Restart both the parent and child nodes with sudo systemctl restart netdata, or the appropriate method for your system, to stream encrypted metrics using TLS/SSL.

View streamed metrics in Netdata Cloud

In Netdata Cloud you should now be able to see a new parent showing up in the Home tab under "Nodes by data replication". The replication factor for the child node has now increased to 2, meaning that its data is now highly available.

You don't need to do anything else, as the cloud will automatically prefer to fetch data about the child from the parent and switch to querying the child only when the parent is unavailable, or for some reason doesn't have the requested data (e.g. the connection between parent and the child is broken).

View streamed metrics in Netdata's dashboard

At this point, the child node is streaming its metrics in real time to its parent. Open the local Agent dashboard for the parent by navigating to http://PARENT-NODE:19999 in your browser, replacing PARENT-NODE with its IP address or hostname.

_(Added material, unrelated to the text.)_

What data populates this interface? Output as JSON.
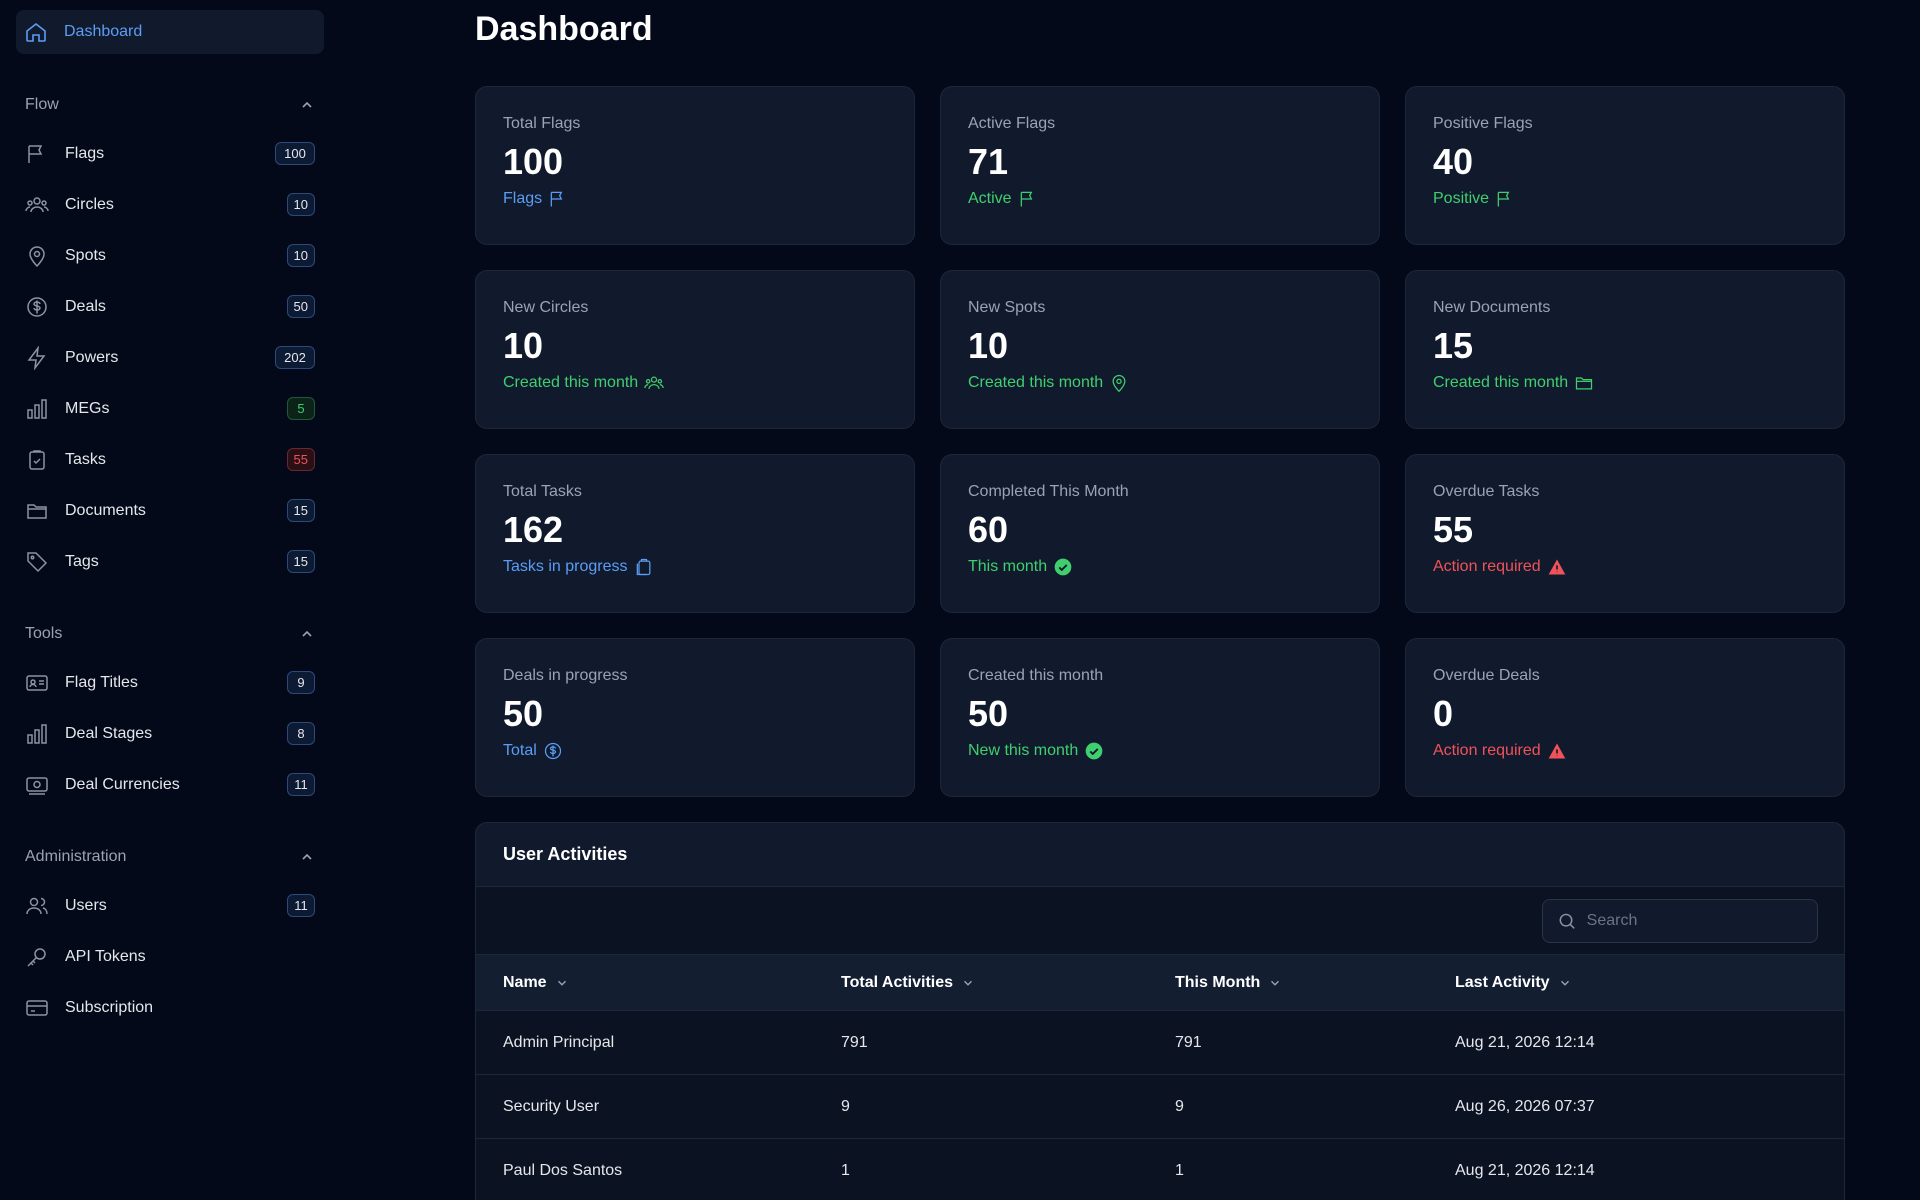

This dashboard shows parent metrics. To see child metrics, open the left-hand sidebar with the hamburger icon Hamburger icon in the top panel. Both nodes appear under the Replicated Nodes menu. Click on either of the links to switch between separate parent and child dashboards.

Switching between parent and child dashboards

The child dashboard is also available directly at http://PARENT-NODE:19999/host/CHILD-HOSTNAME, which in this example is http://203.0.113.0:19999/host/netdata-child.